Se anche l’ultimo dei convocati (gli altri due erano Kraijnovic e Djere) della Serbia per il play-off contro l’India salutavano New York, ci rimaneva senza problemi il tennista serbo che la Davis invece non la giocherà. Nessuna sorpresa infatti nel match tra Djokovic e Gasquet, con Nole che ha lasciato solo otto game al francese in un match mai in discussione.  Coric per la terza volta in meno di due mesi trovava sulla sua strada Danil Medveded. Il suo coetaneo russo (sono entrambi del 1996) lo aveva sorprendente battuto al primo turno a Wimbledon dove Borna arrivava con parecchie aspettative dopo la vittoria ad Halle in finale su Federer. Il croato si era preso una netta rivincita a Cincinnati e sul cemento newyorchese ha replicato, vincendo agevolmente in tre set. Non ci si aspettava invece che fosse un altro giovanissimo a mettere in ambasce Marin Cilic. E invece la stellina australiana Alex De Minaur si è portata in vantaggio due set a zero, prima che Marin mettesse un po’ più di ordine nelle sue trame da fondo e ribaltasse il match, non prima di dare ancora un po’ di suspence facendosi rimontare dal 5-2 nel quinto, dopo aver avuto sei match point, e chiudendo poi all’ottava palla del match.

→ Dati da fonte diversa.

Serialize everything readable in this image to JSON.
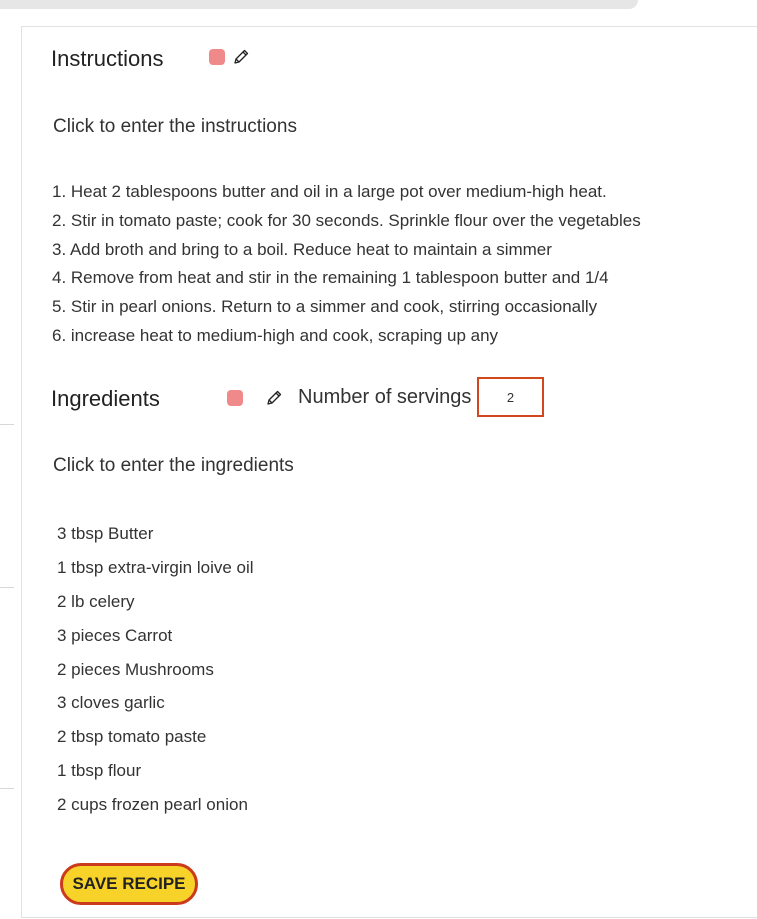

CORIC RIMANDATO MA NON TROPPO – Negli ottavi, Del Potro ha certificato che Borna per il momento è ancora lontanuccio dall’impensierire i top 10 nei tornei che contano, battendolo nettamente in tre set. Per il croato anche un problema alla coscia della gamba destra che soprattutto nel terzo set gli ha creato difficoltà negli spostamenti, rendendo impossibile trovare la chiave per contrastare il bombardamento da fondo del tandilese. Comunque per il giovane zagabrese primi ottavi Slam e best ranking (n. 18): l’estate statunitense si chiude positivamente per l’allievo di Riccardo Piatti. Ennesima partenza al rallentatore per Marin Cilic, che però stavolta ci  ha messo di meno a carburare. Così sul 5-4 e servizio Goffin nel primo set ha iniziato a piazzare un po’ di vincenti e vinto un rocambolesco tie-break non si è fermato più, chiudendo senza particolari patemi gli altri due set. Vittoria in tre set anche Novak Djokovic, sebbene abbia poi dichiarato di aver faticato in campo, sia a causa del caldo che della tenacia di Sousa, ben di più di quanto abbia detto il punteggio.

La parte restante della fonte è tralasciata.